This lesson is still being designed and assembled (Pre-Alpha version)

Reproducibility

Overview

Teaching: 10 min
Exercises: 0 min
Questions
  • How to build reproducible analysis?

  • how to deal with dependencies?

Objectives
  • Describe the importance of version control systems

  • Nudge the use of GitHub/GitLab for open collaboration

  • Share open science practices for transparent and ethical research

A matrix showing data and analysis in two axis and iterating that reproducibility is when same analysis is applied to same data it gives same result.

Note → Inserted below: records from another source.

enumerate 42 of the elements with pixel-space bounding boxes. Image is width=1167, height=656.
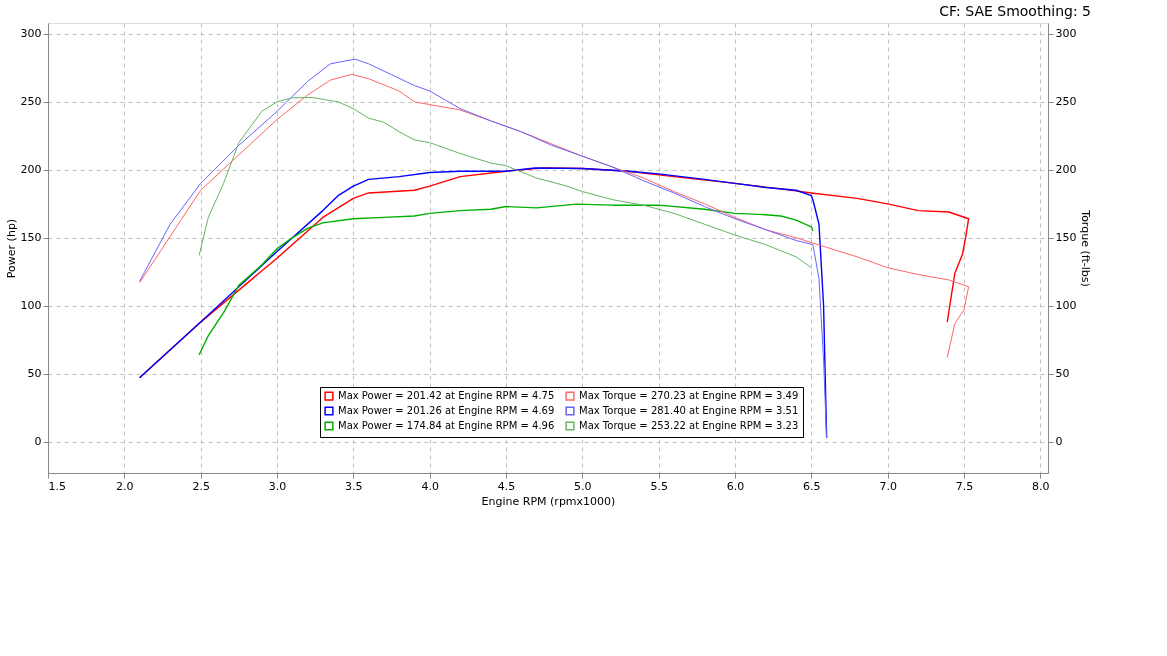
- y-tick-label: 0: [34, 435, 42, 449]
- x-tick-label: 6.5: [803, 479, 821, 493]
- y2-tick-label: 0: [1055, 435, 1063, 449]
- x-tick-label: 5.5: [650, 479, 668, 493]
- y-tick-label: 50: [27, 367, 42, 381]
- x-tick-label: 6.0: [726, 479, 745, 493]
- x-tick-label: 3.0: [268, 479, 287, 493]
- line-series: [139, 73, 970, 358]
- y-tick-label: 300: [20, 27, 42, 41]
- x-tick-label: 4.0: [421, 479, 439, 493]
- legend-label: Max Torque = 253.22 at Engine RPM = 3.23: [579, 420, 799, 431]
- line-series: [198, 203, 814, 356]
- x-axis-title: Engine RPM (rpmx1000): [481, 494, 616, 508]
- legend-label: Max Power = 201.26 at Engine RPM = 4.69: [338, 405, 555, 416]
- x-tick-label: 5.0: [574, 479, 592, 493]
- y2-tick-label: 200: [1055, 163, 1077, 177]
- y2-tick-label: 50: [1055, 367, 1070, 381]
- x-tick-label: 7.5: [955, 479, 974, 493]
- text: CF: SAE Smoothing: 5: [939, 3, 1091, 19]
- x-tick-label: 2.5: [192, 479, 210, 493]
- x-tick-label: 7.0: [879, 479, 897, 493]
- line-series: [139, 58, 828, 439]
- y-tick-label: 100: [20, 299, 42, 313]
- x-tick-label: 4.5: [497, 479, 516, 493]
- legend-label: Max Power = 201.42 at Engine RPM = 4.75: [338, 390, 555, 402]
- x-tick-label: 2.0: [116, 479, 134, 493]
- y-tick-label: 250: [20, 95, 42, 109]
- x-tick-label: 8.0: [1032, 479, 1050, 493]
- x-tick-label: 1.5: [48, 479, 66, 493]
- y-axis-title: Power (hp): [4, 218, 18, 279]
- legend-label: Max Torque = 281.40 at Engine RPM = 3.51: [579, 405, 799, 416]
- legend-label: Max Torque = 270.23 at Engine RPM = 3.49: [579, 390, 799, 402]
- line-series: [198, 97, 812, 269]
- legend-label: Max Power = 174.84 at Engine RPM = 4.96: [338, 420, 555, 431]
- y2-tick-label: 100: [1055, 299, 1077, 313]
- y2-tick-label: 150: [1055, 231, 1077, 245]
- y-tick-label: 150: [20, 231, 42, 245]
- y2-tick-label: 300: [1055, 27, 1077, 41]
- x-tick-label: 3.5: [345, 479, 363, 493]
- y-tick-label: 200: [20, 163, 42, 177]
- y2-axis-title: Torque (ft-lbs): [1079, 209, 1093, 287]
- y2-tick-label: 250: [1055, 95, 1077, 109]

Documentation as a guiding light for people who may feel lost otherwise. The Turing Way project illustration by Scriberia for The Turing Way Community Shared under CC-BY 4.0 License. Zenodo. http://doi.org/10.5281/zenodo.3332807

The different dimensions of reproducible research described in the matrix above have the following definitions directy taken from The Turing Way Guide to Reproducible Research (see the oveview chapter):

Thinking about which software, tools and platforms to use will greatly affect how you analyse and process data, as well as how you share your results for computational reproducibility. The idea is to facilitate others in recreating the setup process necessary to reproduce your research.

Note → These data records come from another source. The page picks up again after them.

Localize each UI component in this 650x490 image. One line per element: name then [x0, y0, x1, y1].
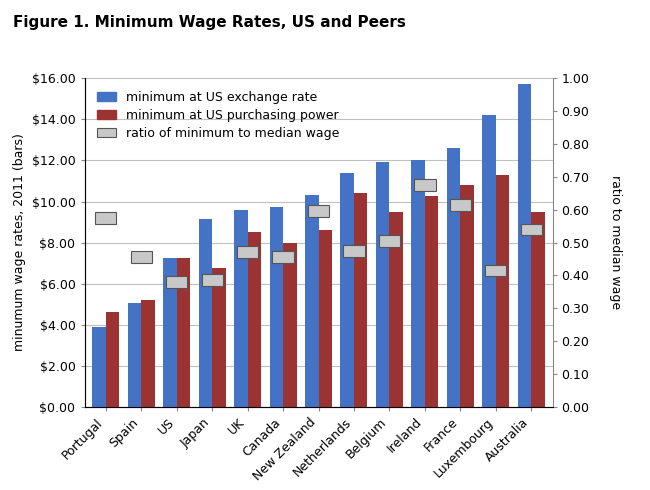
Bar — [447, 148, 460, 407]
Y-axis label: ratio to median wage: ratio to median wage — [609, 175, 622, 310]
Bar — [234, 210, 248, 407]
FancyBboxPatch shape — [272, 251, 294, 263]
Bar — [389, 212, 403, 407]
Bar — [318, 230, 332, 407]
FancyBboxPatch shape — [485, 265, 506, 276]
Bar — [106, 312, 119, 407]
Bar — [305, 196, 318, 407]
Bar — [163, 258, 177, 407]
Legend: minimum at US exchange rate, minimum at US purchasing power, ratio of minimum to: minimum at US exchange rate, minimum at … — [91, 85, 345, 146]
Bar — [411, 160, 425, 407]
FancyBboxPatch shape — [95, 212, 116, 224]
Bar — [496, 175, 509, 407]
Text: Figure 1. Minimum Wage Rates, US and Peers: Figure 1. Minimum Wage Rates, US and Pee… — [13, 15, 406, 30]
Bar — [341, 173, 354, 407]
Bar — [177, 258, 190, 407]
Bar — [482, 115, 496, 407]
Bar — [128, 303, 141, 407]
FancyBboxPatch shape — [379, 235, 400, 247]
FancyBboxPatch shape — [414, 179, 436, 191]
Bar — [248, 232, 261, 407]
Bar — [376, 162, 389, 407]
FancyBboxPatch shape — [131, 251, 152, 263]
FancyBboxPatch shape — [166, 276, 187, 288]
Bar — [92, 327, 106, 407]
Y-axis label: minumum wage rates, 2011 (bars): minumum wage rates, 2011 (bars) — [13, 134, 26, 351]
Bar — [141, 300, 155, 407]
Bar — [354, 193, 367, 407]
FancyBboxPatch shape — [237, 246, 258, 258]
FancyBboxPatch shape — [202, 274, 223, 286]
Bar — [425, 196, 438, 407]
Bar — [199, 219, 212, 407]
FancyBboxPatch shape — [450, 199, 471, 211]
FancyBboxPatch shape — [343, 245, 365, 257]
Bar — [460, 185, 474, 407]
FancyBboxPatch shape — [308, 205, 329, 217]
Bar — [518, 83, 531, 407]
Bar — [270, 207, 283, 407]
FancyBboxPatch shape — [521, 223, 542, 235]
Bar — [212, 268, 226, 407]
Bar — [283, 243, 296, 407]
Bar — [531, 212, 545, 407]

Some tools that can be used to enable these are the following:

  • Dependency managers such as Conda keep dependencies updated and make sure the same version of dependencies used in the development environments are also used when reproducing a result.
  • Containers such as Docker is a way to create computational environments with configurations required for developing, testing and using research software isolated/independent from other applications.
  • Literate Programming using Jupyter Notebook is an extremely powerful way to use a web-based online interactive computing environment to execute code and script while adding notes and additional information about the application. To learn more about how to create a reproducible environment, the chapter on Reproducible Environments in The Turing way is a good place to start.

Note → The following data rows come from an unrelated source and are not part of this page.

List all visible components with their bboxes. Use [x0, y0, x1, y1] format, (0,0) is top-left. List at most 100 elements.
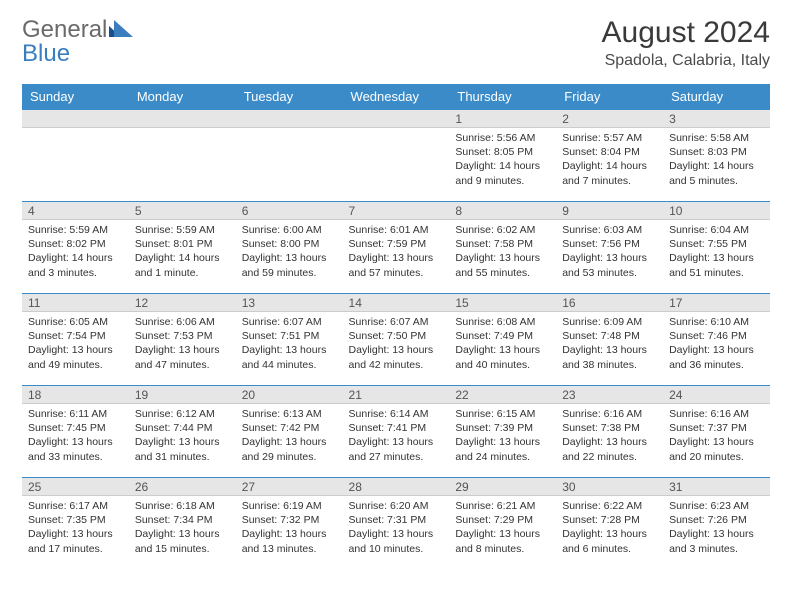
sunset-line: Sunset: 7:58 PM	[455, 237, 550, 251]
sunrise-line: Sunrise: 5:58 AM	[669, 131, 764, 145]
calendar-day-cell: 20Sunrise: 6:13 AMSunset: 7:42 PMDayligh…	[236, 386, 343, 478]
calendar-week-row: 1Sunrise: 5:56 AMSunset: 8:05 PMDaylight…	[22, 110, 770, 202]
sunset-line: Sunset: 7:32 PM	[242, 513, 337, 527]
day-detail	[129, 128, 236, 135]
sunset-line: Sunset: 7:46 PM	[669, 329, 764, 343]
day-detail: Sunrise: 6:07 AMSunset: 7:51 PMDaylight:…	[236, 312, 343, 376]
day-detail: Sunrise: 5:59 AMSunset: 8:02 PMDaylight:…	[22, 220, 129, 284]
day-detail: Sunrise: 6:19 AMSunset: 7:32 PMDaylight:…	[236, 496, 343, 560]
day-number: 19	[129, 386, 236, 404]
daylight-line: Daylight: 13 hours and 6 minutes.	[562, 527, 657, 555]
weekday-header: Monday	[129, 84, 236, 110]
day-number: 6	[236, 202, 343, 220]
day-number: 10	[663, 202, 770, 220]
sunset-line: Sunset: 7:39 PM	[455, 421, 550, 435]
day-number: 2	[556, 110, 663, 128]
calendar-day-cell: 26Sunrise: 6:18 AMSunset: 7:34 PMDayligh…	[129, 478, 236, 570]
sunset-line: Sunset: 7:31 PM	[349, 513, 444, 527]
sunset-line: Sunset: 8:05 PM	[455, 145, 550, 159]
calendar-day-cell: 13Sunrise: 6:07 AMSunset: 7:51 PMDayligh…	[236, 294, 343, 386]
daylight-line: Daylight: 14 hours and 7 minutes.	[562, 159, 657, 187]
calendar-week-row: 4Sunrise: 5:59 AMSunset: 8:02 PMDaylight…	[22, 202, 770, 294]
sunrise-line: Sunrise: 6:06 AM	[135, 315, 230, 329]
day-number: 23	[556, 386, 663, 404]
day-number: 25	[22, 478, 129, 496]
daylight-line: Daylight: 14 hours and 3 minutes.	[28, 251, 123, 279]
daylight-line: Daylight: 13 hours and 59 minutes.	[242, 251, 337, 279]
calendar-day-cell	[129, 110, 236, 202]
sunrise-line: Sunrise: 6:11 AM	[28, 407, 123, 421]
sunrise-line: Sunrise: 6:16 AM	[562, 407, 657, 421]
sunrise-line: Sunrise: 6:21 AM	[455, 499, 550, 513]
sunrise-line: Sunrise: 5:59 AM	[135, 223, 230, 237]
sunrise-line: Sunrise: 6:23 AM	[669, 499, 764, 513]
day-detail: Sunrise: 6:11 AMSunset: 7:45 PMDaylight:…	[22, 404, 129, 468]
calendar-day-cell: 25Sunrise: 6:17 AMSunset: 7:35 PMDayligh…	[22, 478, 129, 570]
sunset-line: Sunset: 7:35 PM	[28, 513, 123, 527]
calendar-day-cell: 22Sunrise: 6:15 AMSunset: 7:39 PMDayligh…	[449, 386, 556, 478]
calendar-day-cell: 16Sunrise: 6:09 AMSunset: 7:48 PMDayligh…	[556, 294, 663, 386]
sunrise-line: Sunrise: 6:08 AM	[455, 315, 550, 329]
daylight-line: Daylight: 13 hours and 20 minutes.	[669, 435, 764, 463]
sunrise-line: Sunrise: 6:22 AM	[562, 499, 657, 513]
calendar-day-cell: 12Sunrise: 6:06 AMSunset: 7:53 PMDayligh…	[129, 294, 236, 386]
daylight-line: Daylight: 13 hours and 55 minutes.	[455, 251, 550, 279]
daylight-line: Daylight: 13 hours and 22 minutes.	[562, 435, 657, 463]
day-detail: Sunrise: 6:23 AMSunset: 7:26 PMDaylight:…	[663, 496, 770, 560]
day-number: 4	[22, 202, 129, 220]
location-text: Spadola, Calabria, Italy	[602, 52, 770, 70]
sunrise-line: Sunrise: 6:01 AM	[349, 223, 444, 237]
daylight-line: Daylight: 13 hours and 36 minutes.	[669, 343, 764, 371]
calendar-week-row: 25Sunrise: 6:17 AMSunset: 7:35 PMDayligh…	[22, 478, 770, 570]
sunrise-line: Sunrise: 6:13 AM	[242, 407, 337, 421]
day-number	[129, 110, 236, 128]
sunrise-line: Sunrise: 6:17 AM	[28, 499, 123, 513]
daylight-line: Daylight: 13 hours and 27 minutes.	[349, 435, 444, 463]
sunrise-line: Sunrise: 6:02 AM	[455, 223, 550, 237]
day-number: 24	[663, 386, 770, 404]
sunset-line: Sunset: 7:48 PM	[562, 329, 657, 343]
sunset-line: Sunset: 7:59 PM	[349, 237, 444, 251]
calendar-day-cell: 1Sunrise: 5:56 AMSunset: 8:05 PMDaylight…	[449, 110, 556, 202]
sunset-line: Sunset: 8:00 PM	[242, 237, 337, 251]
day-detail: Sunrise: 6:17 AMSunset: 7:35 PMDaylight:…	[22, 496, 129, 560]
calendar-day-cell	[22, 110, 129, 202]
calendar-day-cell: 29Sunrise: 6:21 AMSunset: 7:29 PMDayligh…	[449, 478, 556, 570]
page-header: GeneralBlue August 2024 Spadola, Calabri…	[22, 16, 770, 70]
day-detail: Sunrise: 5:58 AMSunset: 8:03 PMDaylight:…	[663, 128, 770, 192]
day-detail: Sunrise: 6:09 AMSunset: 7:48 PMDaylight:…	[556, 312, 663, 376]
daylight-line: Daylight: 13 hours and 53 minutes.	[562, 251, 657, 279]
weekday-header: Saturday	[663, 84, 770, 110]
calendar-day-cell: 18Sunrise: 6:11 AMSunset: 7:45 PMDayligh…	[22, 386, 129, 478]
day-number: 17	[663, 294, 770, 312]
daylight-line: Daylight: 13 hours and 51 minutes.	[669, 251, 764, 279]
day-detail: Sunrise: 6:01 AMSunset: 7:59 PMDaylight:…	[343, 220, 450, 284]
calendar-day-cell: 4Sunrise: 5:59 AMSunset: 8:02 PMDaylight…	[22, 202, 129, 294]
day-detail: Sunrise: 6:16 AMSunset: 7:38 PMDaylight:…	[556, 404, 663, 468]
sunset-line: Sunset: 7:37 PM	[669, 421, 764, 435]
sunrise-line: Sunrise: 6:05 AM	[28, 315, 123, 329]
weekday-header: Wednesday	[343, 84, 450, 110]
day-number: 16	[556, 294, 663, 312]
sunrise-line: Sunrise: 5:57 AM	[562, 131, 657, 145]
sunrise-line: Sunrise: 6:12 AM	[135, 407, 230, 421]
calendar-day-cell: 21Sunrise: 6:14 AMSunset: 7:41 PMDayligh…	[343, 386, 450, 478]
daylight-line: Daylight: 13 hours and 49 minutes.	[28, 343, 123, 371]
day-detail: Sunrise: 6:20 AMSunset: 7:31 PMDaylight:…	[343, 496, 450, 560]
calendar-day-cell: 10Sunrise: 6:04 AMSunset: 7:55 PMDayligh…	[663, 202, 770, 294]
daylight-line: Daylight: 14 hours and 5 minutes.	[669, 159, 764, 187]
day-detail: Sunrise: 6:00 AMSunset: 8:00 PMDaylight:…	[236, 220, 343, 284]
day-detail: Sunrise: 6:04 AMSunset: 7:55 PMDaylight:…	[663, 220, 770, 284]
sunset-line: Sunset: 7:53 PM	[135, 329, 230, 343]
day-detail: Sunrise: 6:18 AMSunset: 7:34 PMDaylight:…	[129, 496, 236, 560]
calendar-day-cell: 24Sunrise: 6:16 AMSunset: 7:37 PMDayligh…	[663, 386, 770, 478]
day-detail: Sunrise: 6:13 AMSunset: 7:42 PMDaylight:…	[236, 404, 343, 468]
sunrise-line: Sunrise: 6:10 AM	[669, 315, 764, 329]
day-number: 9	[556, 202, 663, 220]
sunset-line: Sunset: 8:03 PM	[669, 145, 764, 159]
sunset-line: Sunset: 7:54 PM	[28, 329, 123, 343]
calendar-body: 1Sunrise: 5:56 AMSunset: 8:05 PMDaylight…	[22, 110, 770, 570]
sunset-line: Sunset: 7:55 PM	[669, 237, 764, 251]
sunrise-line: Sunrise: 6:09 AM	[562, 315, 657, 329]
sunrise-line: Sunrise: 6:03 AM	[562, 223, 657, 237]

Reproducible Research Environment

Researchers’ working environments evolve as they update software, install new software, and move to different computers. If the project environment is not captured and the researchers need to return to their project after months or years (as is common in research), they will be unable to do so confidently. a computational environment is a system where a program is run. This includes features of hardware (such as the numbers of cores in any CPUs) and features of the software (such as the operating system, programming languages, supporting packages, other pieces of installed software, along with their versions and configurations).

Ways of capturing computational environments

There are several ways of capturing computational environments. The major ones covered in this chapter will be Package Management Systems, Binder, Virtual Machines, and Containers. Each has its pros and cons, and the most appropriate option for you will depend on the nature of your project. They can be broadly split into two categories: those that capture only the software and its versions used in an environment (Package Management Systems), and those that replicate an entire computational environment - including the operating system and customised settings (Virtual Machines and Containers).

Another way these can be split is by how the reproduced research is presented to the reproducer. Using Binder or a Virtual Machine creates a much more graphical, GUI-type result. In contrast, the outputs of Containers and Package Management Systems are more easily interacted with via the command line. Please read more about each of these concepts and their practice use, please visit Capturing Computational Environments in The Turing Way.

Key Points

  • Version controlled repository help record different contributions and contributor information openly.

  • Open Science is an umbrella term that involve different practices for research in the context of different research objects.

  • Online Persistent Identifiers or Digital Object Identifiers are useful for releasing and citing different versions of research objects.